In poor urban schools in the US, commercially-produced scripted teaching programmes are used as a way of making the curriculum teacher proof – that is avoiding opportunities for teachers to insert their own opinions, teaching skills, or curriculum broadening tendencies. They are also a way of ensuring a uniform product, both in terms of the learning experience and the student.
Instead of text books the students are given workbooks with names like Test Best and Bridging the Test Gap, and teachers are given manuals that ensure that on any “given day everyone is at the same place in the sequence”. In some cases students learn to read, not from literature but from disconnected sentences that they are then quizzed on.
Chanting answers in unison may encourage the production of the “team players” that employers want, but they discourage “mavericks, critics and dissenters” and those who can ask the penetrating questions; people who are so necessary for social development and wisdom.
Open Court produced by McGraw Hill is a scripted teaching program that has been mandated by some school districts. The program requires teachers to teach lessons in an undifferentiated way to all students at the same time, with minimal interaction between students and teacher.

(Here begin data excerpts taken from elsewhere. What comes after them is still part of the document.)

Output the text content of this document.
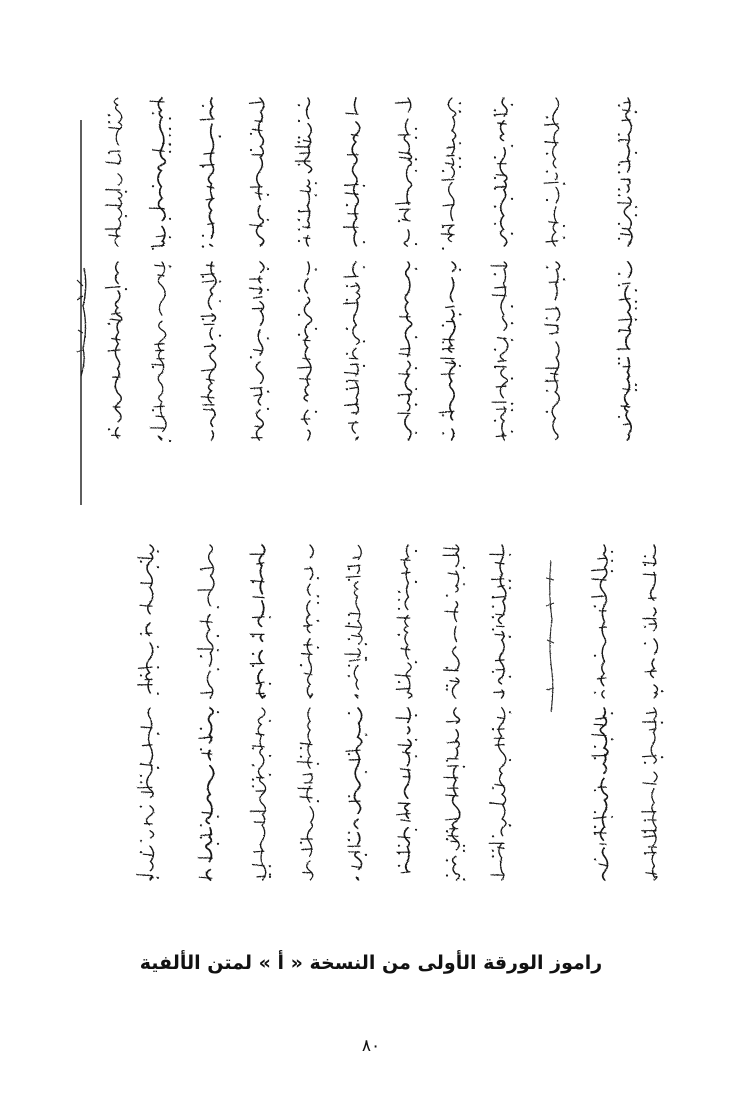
راموز الورقة الأولى من النسخة « أ » لمتن الألفية
٨٠
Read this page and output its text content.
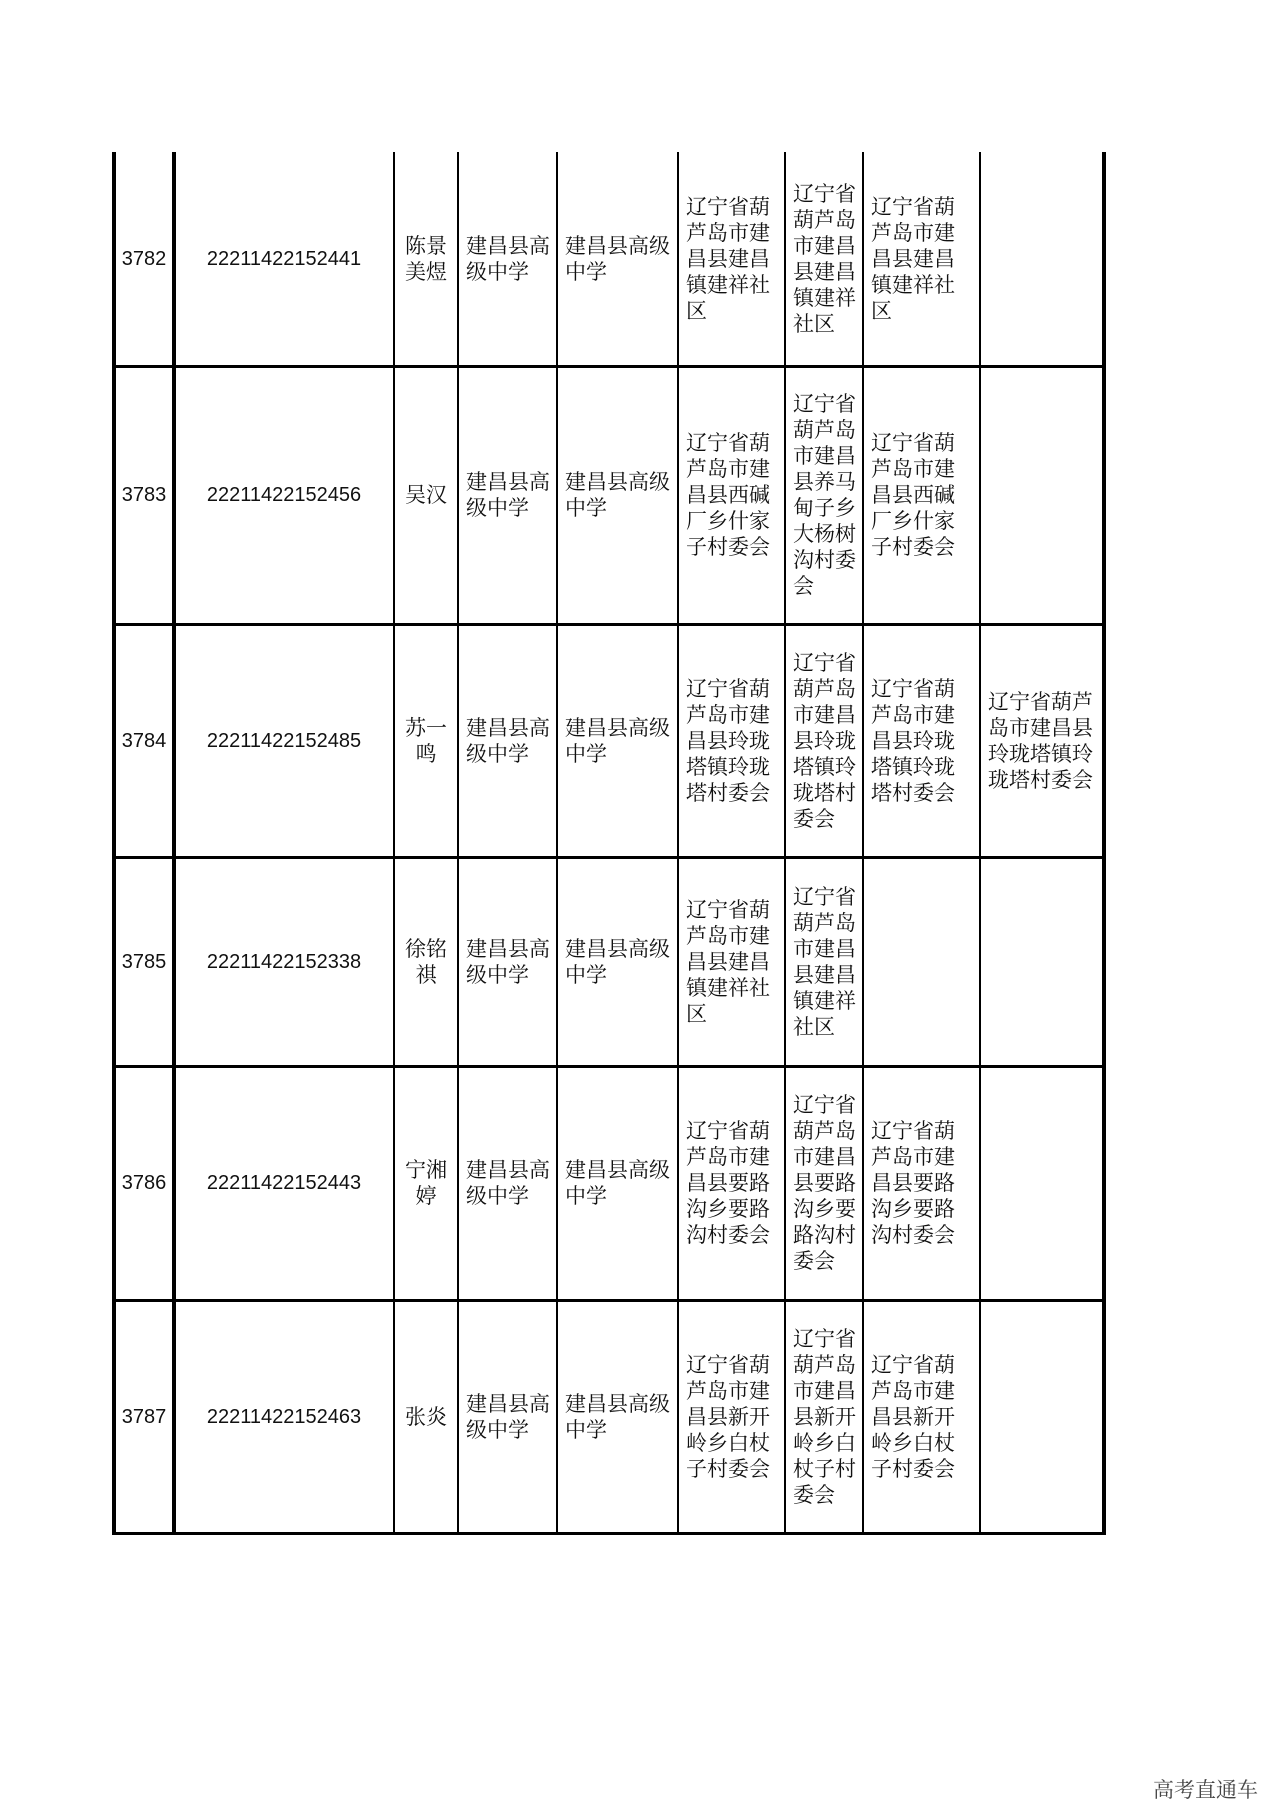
3782 22211422152441
陈景美煜
建昌县高级中学
建昌县高级中学
辽宁省葫芦岛市建昌县建昌镇建祥社区
辽宁省葫芦岛市建昌县建昌镇建祥社区
辽宁省葫芦岛市建昌县建昌镇建祥社区
3783 22211422152456 吴汉
建昌县高级中学
建昌县高级中学
辽宁省葫芦岛市建昌县西碱厂乡什家子村委会
辽宁省葫芦岛市建昌县养马甸子乡大杨树沟村委会
辽宁省葫芦岛市建昌县西碱厂乡什家子村委会
3784 22211422152485
苏一鸣
建昌县高级中学
建昌县高级中学
辽宁省葫芦岛市建昌县玲珑塔镇玲珑塔村委会
辽宁省葫芦岛市建昌县玲珑塔镇玲珑塔村委会
辽宁省葫芦岛市建昌县玲珑塔镇玲珑塔村委会
辽宁省葫芦岛市建昌县玲珑塔镇玲珑塔村委会
3785 22211422152338
徐铭祺
建昌县高级中学
建昌县高级中学
辽宁省葫芦岛市建昌县建昌镇建祥社区
辽宁省葫芦岛市建昌县建昌镇建祥社区
3786 22211422152443
宁湘婷
建昌县高级中学
建昌县高级中学
辽宁省葫芦岛市建昌县要路沟乡要路沟村委会
辽宁省葫芦岛市建昌县要路沟乡要路沟村委会
辽宁省葫芦岛市建昌县要路沟乡要路沟村委会
3787 22211422152463 张炎
建昌县高级中学
建昌县高级中学
辽宁省葫芦岛市建昌县新开岭乡白杖子村委会
辽宁省葫芦岛市建昌县新开岭乡白杖子村委会
辽宁省葫芦岛市建昌县新开岭乡白杖子村委会
高考直通车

Teacher Elizabeth Jaeger describes how these materials prevented her and other teachers from teaching in an active, holistic and cooperative manner: “In kindergarten and 1st grade, teachers now taught the least meaningful aspects of literacy — letters and sounds — and postponed emphasis on meaning for nearly two years.” According to Jaeger, children were bored and frustrated since their ability to actively participate was limited. McGraw-Hill trainers would come into the classroom whenever they liked and even interrupt classes to reprimand teachers who were not following the script.
In the reading curriculum in use within the school, for instance, teachers told me they had been forewarned to steer away from verbal deviations or impromptu bits of conversation, since each passage of instruction needed to be timed… and any digressions from the printed plans could cause them problems if a school official or curriculum director happened to be in the building at the time.